Samedi 9 mai 2026, le terrain des Cheminots à Akassimé a retrouvé une fièvre que Lomé n’avait plus connue depuis des années. Sous un soleil de plomb, la coalition du Cadre national de concertation pour le changement (CNCC) a tenu un meeting politique. « Ce n’est qu’un début », ont prévenu les leaders.
Jean-Pierre Fabre : « C’est le début du recommencement »
Les ténors de l’opposition étaient tous présents au meeting d’Akassimé. Jean-Pierre Fabre (ANC), Paul Dodji Apévon (FDR), le professeur Wolou, et surtout deux figures particulièrement acclamées : Me Zeus Ajavon, revenu sur le devant de la scène, et Grâce Bikoni Koumayi, ancienne détenue politique récemment libérée.
Jean-Pierre Fabre a balayé plusieurs sujets brûlants : l’arrestation de l’activiste Affectio, la question du « Père de la nation », la récente décoration du président Jean-Lucien Savi de Tové, et la sortie de Christian Trumua sur la nouvelle constitution.
« C’est le début du recommencement. Dans les jours à venir, lorsque nous ferons encore appel à vous, il faudra une mobilisation encore plus forte », a lancé le leader de l’ANC. Sa formule, reprise en chœur par les militants, résonne comme une remobilisation face au pouvoir de Faure Gnassingbé.
Professeur Dosseh : « 800 milliards disparaissent chaque année »
Le professeur David Ekoué Dosseh, figure de proue de la société civile et premier porte-parole du front Togo Debout, n’a pas mâché ses mots.
« Le Togo est malade et nous devons être en ordre de marche pour changer les choses », a-t-il martelé. « Dictature, corruption endémique, services sociaux en déliquescence : le diagnostic est sans anesthésie« . Et le chiffre est lâché : « Au Togo, chaque année, 800 milliards de francs CFA disparaissent en flux financiers illicites. C’est faramineux, c’est inacceptable », a-t-il affirmé, citant les données de Global Financial Integrity.

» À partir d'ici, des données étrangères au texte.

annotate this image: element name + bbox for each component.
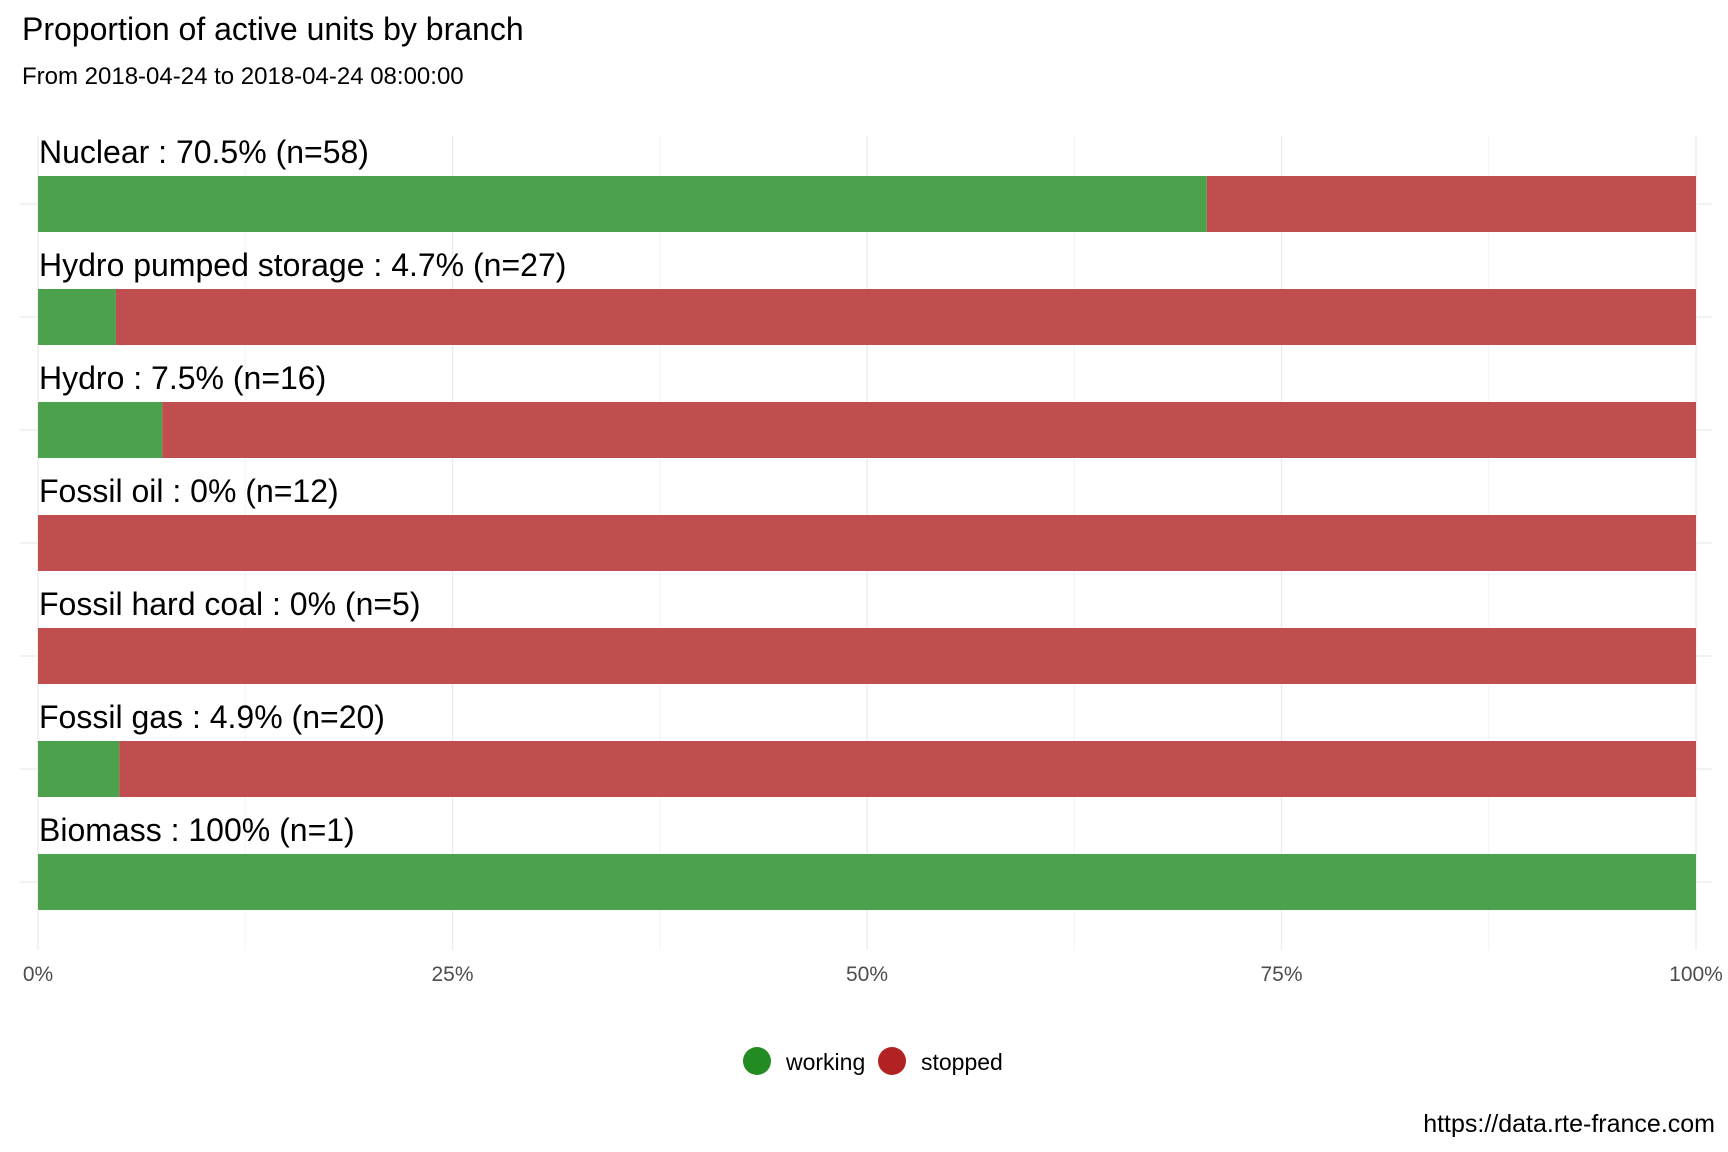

Sur la Ve République, entrée en vigueur en mai 2025, l’universitaire est sans concession : elle est conçue, selon lui, « essentiellement pour permettre une monarchie des pouvoirs et permettre à une même dynastie de se perpétuer ».

« Ce n’est pas un cadeau que le pouvoir nous fait »
Face à ceux qui s’étonnaient que l’autorisation ait été accordée, Dosseh a recadré le débat. « Lorsque nous demandons à organiser une réunion publique pacifique, ce n’est pas une requête. Ce n’est pas un cadeau que le pouvoir nous fait. C’est une liberté fondamentale. »
Et si demain le pouvoir venait à interdire de nouveaux rassemblements ? La menace est claire : « S’il faut revenir 20 fois, 30 fois, 50 fois, nous reviendrons. Nous avons déjà un plan B. »
Un signal fort, un début assumé
Pour les observateurs à Lomé, ce samedi 9 mai marque une rupture psychologique. Dans une Ve République qui cherche encore ses marques et sa légitimité, la réoccupation du terrain par les contestataires suggère que la machine de l’opposition n’était pas cassée, mais simplement en maintenance.
« Je suis très heureux de voir les Togolais de nouveau en mesure de dire non », a conclu le professeur Dosseh, visiblement ému par l’affluence.
La question est désormais de savoir si le CNCC fera long feu.